# Thorichthys Ellioti questions from a newbie!



## anders_t_j (Feb 15, 2014)

Hi Everyone!

I just bougt 8 young Ellioti ! In this connection I have some questions that I hope you will answer 

1 , I have currently 3: 5 band barber (Barbus pentazona), RCS (shrimps) and 2 : adults and 2 young ansistrus SP catfish will it be abel to stay the aquarium ?

2 As one of my light tubes are not working i need to buy some new ones, which are best for Ellioti ( color , etc.) ?

3 , When I have formed a pair out of the pack , I will get rid of the remaining, when are they "big" enough to see if they are a match (size / age ? ) and is there any doubt if they form a pair ?

4 What food should I purchase? ( think it's confusing , granules, sticks , flake ? )

5 I have considered buying a feeder ( Eheim 3581 , does it work ? other alternative feeders? I have full coverage amaratur then I have to cut it, for it to be there ? ) ?

6 I want my pair to breed, any info about it? Conditions ? Do's and dont 's?

7 A little off Ellioti topic , but I have a lot of floating plants and 3 plastic plants , it is a little black algae on the plastic plants and my pump , what caused it and how do I get rid of it ?

8. One of the elliottis are hiding in the corner of the tank and it a little "thick" and are having a hard time catching its breath is it because of the moving from the dealer or is it sick?

I hope you can help me! If you have anything general I need to know, please fire away!

Greetings from Denmark!


----------



## Iggy Newcastle (May 15, 2012)

Welcome to the forum!

1) those barbs should be ok and will act as your dither fish. My concern would be that they are from waters with a very low pH. What is your pH, gH and kH? Thorichthys are from Central America and hard water. I would imagine the shrimp will eventually be on the menu... The plecos are safe. Everything will boil down to your tank size though. What are your dimensions?

2) all in the eye of the beholder. Some people love LEDs. Certainly worth checking out.

3) depending on your tank size, you may be able to keep them in a group. You have a very good shot at obtaining a pair with 8 fish.

4) a high quality food with ingredients like 'whole krill' and not 'krill meal' is the way to go. I like Omega One and New Life Spectrum foods. Thorichthys will also benefit from live/frozen foods.

5) no experience with feeders.

6) here's a great resource for Centrals. Issue 5 has a nice article on thorichthys - http://centralscenemagazine.blogspot.com

7) not sure. Maybe post a pic in the section of the forum called Aquarium Decoration

8- not sure. Is the fish feeding? How long have the fish been in your tank? What is your ammonia, nitrite and nitrate? Is he being harassed by tankmates?

Here's a nice article on thorichthys Maculipinnis aka Ellioti. http://centralscenemagazine.blogspot.com


----------



## skurj (Oct 30, 2011)

about #5
Only buy one to use while on vacation or something. feeding your fish will get them used to you, and somewhat used to people in front of the tank.
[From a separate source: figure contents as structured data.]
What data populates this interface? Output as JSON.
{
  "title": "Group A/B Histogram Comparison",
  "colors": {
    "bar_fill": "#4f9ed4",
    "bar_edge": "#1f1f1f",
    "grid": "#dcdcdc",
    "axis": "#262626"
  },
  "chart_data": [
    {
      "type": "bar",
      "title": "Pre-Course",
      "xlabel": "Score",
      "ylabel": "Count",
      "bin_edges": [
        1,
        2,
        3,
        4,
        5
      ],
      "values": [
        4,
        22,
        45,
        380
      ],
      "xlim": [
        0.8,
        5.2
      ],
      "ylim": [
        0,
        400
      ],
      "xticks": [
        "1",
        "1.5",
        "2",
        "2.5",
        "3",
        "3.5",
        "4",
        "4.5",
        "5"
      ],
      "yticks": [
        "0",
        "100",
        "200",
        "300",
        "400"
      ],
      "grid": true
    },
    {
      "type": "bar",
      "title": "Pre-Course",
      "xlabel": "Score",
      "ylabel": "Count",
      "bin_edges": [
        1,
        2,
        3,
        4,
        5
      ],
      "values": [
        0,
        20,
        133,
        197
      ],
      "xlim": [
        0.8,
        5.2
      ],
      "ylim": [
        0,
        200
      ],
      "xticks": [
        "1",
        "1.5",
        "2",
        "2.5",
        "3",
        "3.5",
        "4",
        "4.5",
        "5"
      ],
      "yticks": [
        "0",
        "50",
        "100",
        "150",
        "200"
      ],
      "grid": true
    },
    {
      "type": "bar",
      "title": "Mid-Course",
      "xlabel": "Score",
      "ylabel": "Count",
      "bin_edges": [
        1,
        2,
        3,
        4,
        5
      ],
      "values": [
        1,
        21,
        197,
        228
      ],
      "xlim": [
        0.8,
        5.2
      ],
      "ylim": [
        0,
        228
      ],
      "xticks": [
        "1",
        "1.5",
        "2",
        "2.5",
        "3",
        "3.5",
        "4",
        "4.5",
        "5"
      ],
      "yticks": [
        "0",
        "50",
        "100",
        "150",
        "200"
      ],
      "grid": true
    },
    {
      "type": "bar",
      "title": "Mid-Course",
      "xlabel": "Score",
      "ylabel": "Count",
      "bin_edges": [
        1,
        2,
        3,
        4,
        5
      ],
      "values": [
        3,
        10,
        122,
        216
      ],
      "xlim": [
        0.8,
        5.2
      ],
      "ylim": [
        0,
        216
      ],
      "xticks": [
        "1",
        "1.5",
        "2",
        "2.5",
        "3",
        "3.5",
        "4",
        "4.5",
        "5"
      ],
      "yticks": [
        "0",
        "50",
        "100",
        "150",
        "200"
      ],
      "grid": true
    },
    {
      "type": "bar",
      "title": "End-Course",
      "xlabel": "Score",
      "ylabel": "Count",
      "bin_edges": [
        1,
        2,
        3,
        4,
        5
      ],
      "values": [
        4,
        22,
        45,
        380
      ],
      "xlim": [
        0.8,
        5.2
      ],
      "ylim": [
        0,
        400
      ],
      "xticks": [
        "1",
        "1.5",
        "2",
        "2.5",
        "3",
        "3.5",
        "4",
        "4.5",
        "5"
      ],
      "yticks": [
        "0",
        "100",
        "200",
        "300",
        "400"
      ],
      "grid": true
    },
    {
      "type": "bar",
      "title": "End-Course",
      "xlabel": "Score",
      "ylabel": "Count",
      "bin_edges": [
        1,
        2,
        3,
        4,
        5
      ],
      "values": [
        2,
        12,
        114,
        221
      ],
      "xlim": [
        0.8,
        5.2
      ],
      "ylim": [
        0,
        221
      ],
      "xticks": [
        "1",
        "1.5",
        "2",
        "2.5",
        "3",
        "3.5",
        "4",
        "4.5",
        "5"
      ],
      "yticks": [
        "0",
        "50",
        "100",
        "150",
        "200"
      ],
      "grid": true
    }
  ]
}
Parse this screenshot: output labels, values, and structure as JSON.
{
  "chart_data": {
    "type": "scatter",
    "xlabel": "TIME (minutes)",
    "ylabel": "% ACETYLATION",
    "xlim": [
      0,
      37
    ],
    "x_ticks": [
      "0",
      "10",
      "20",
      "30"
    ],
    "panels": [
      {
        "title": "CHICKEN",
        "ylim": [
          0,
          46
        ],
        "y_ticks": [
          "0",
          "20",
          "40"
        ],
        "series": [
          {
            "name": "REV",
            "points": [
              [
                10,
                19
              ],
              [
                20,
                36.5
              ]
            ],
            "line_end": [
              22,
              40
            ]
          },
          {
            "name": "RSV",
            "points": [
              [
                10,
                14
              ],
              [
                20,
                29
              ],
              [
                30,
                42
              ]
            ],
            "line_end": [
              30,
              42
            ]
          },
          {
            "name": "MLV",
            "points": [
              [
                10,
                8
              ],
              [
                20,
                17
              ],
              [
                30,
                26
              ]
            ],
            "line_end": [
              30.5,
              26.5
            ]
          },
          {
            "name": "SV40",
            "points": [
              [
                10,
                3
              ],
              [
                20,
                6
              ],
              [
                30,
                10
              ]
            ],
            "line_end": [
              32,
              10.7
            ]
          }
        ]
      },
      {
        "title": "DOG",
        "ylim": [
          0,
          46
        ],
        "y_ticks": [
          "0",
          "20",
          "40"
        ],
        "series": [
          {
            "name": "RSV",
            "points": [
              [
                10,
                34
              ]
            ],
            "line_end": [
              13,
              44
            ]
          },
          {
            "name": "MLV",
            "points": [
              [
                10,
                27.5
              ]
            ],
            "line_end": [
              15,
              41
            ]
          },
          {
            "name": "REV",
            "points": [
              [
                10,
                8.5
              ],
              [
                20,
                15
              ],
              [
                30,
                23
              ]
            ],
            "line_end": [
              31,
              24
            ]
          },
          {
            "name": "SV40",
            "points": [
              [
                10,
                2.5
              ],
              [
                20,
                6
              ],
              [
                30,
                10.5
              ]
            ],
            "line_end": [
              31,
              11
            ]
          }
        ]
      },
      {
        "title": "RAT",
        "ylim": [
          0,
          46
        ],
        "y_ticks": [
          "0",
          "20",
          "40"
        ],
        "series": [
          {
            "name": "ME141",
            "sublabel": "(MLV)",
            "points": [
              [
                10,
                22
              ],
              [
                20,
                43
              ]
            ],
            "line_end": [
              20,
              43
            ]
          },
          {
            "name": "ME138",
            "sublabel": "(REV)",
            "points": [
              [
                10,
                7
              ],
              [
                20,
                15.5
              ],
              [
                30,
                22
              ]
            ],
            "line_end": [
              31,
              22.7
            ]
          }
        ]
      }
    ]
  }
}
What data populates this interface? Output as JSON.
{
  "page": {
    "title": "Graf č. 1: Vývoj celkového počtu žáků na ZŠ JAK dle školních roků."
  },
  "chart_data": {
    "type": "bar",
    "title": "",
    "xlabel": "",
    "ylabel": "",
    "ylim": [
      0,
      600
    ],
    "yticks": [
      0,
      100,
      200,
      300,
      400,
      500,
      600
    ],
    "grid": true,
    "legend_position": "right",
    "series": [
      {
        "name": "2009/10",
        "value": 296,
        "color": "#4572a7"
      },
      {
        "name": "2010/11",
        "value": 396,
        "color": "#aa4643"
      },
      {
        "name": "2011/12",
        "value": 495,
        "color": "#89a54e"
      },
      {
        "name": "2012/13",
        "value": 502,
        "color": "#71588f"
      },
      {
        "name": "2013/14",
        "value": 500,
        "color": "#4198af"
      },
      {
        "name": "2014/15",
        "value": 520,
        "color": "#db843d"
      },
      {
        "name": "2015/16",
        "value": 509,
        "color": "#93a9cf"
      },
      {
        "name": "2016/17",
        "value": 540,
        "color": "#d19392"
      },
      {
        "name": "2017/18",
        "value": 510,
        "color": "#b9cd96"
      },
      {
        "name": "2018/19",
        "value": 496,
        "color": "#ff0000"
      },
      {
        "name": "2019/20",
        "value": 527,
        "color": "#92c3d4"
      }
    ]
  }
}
I think automating your tank duties takes the hobby out of it.
1. should be ok except the shrimp, how big are they?
2. I use power glo tubes they are in my ellioti tank because I have live plants in it as well
3. My pair, male 4.5" or so and female 3.5" or so when they first spawned, it was fairly easy to tell the male female apart. My male did get aggressive after the eggs were laid and I had to remove the female. If your tank is big enough maybe try keeping more than just a pair. Perhaps a small harem might spare your females some abuse. My female was easily identified by a blue/black spot on her dorsal fin, but that may not be a guarantee.
4. I feed a variety of pellets, flakes, and rarely frozen or live. primarily omega one and nls pellets
5. see above
6. about the only advice I could give is that mine spawned at around 77degrees and they liked regular good sized water changes. They didn't breed until I had a python in the house and was maintaining a weekly 50% water change schedule (may have been a coincidence as I had only had the fish about 2-3 months by this time)
7. can't help
8. could be stress..


----------



## skurj (Oct 30, 2011)

This is their home, a 46g (UK gallon) corner tank. The footprint isn't ideal and limits the room for a fish being chased to escape.


----------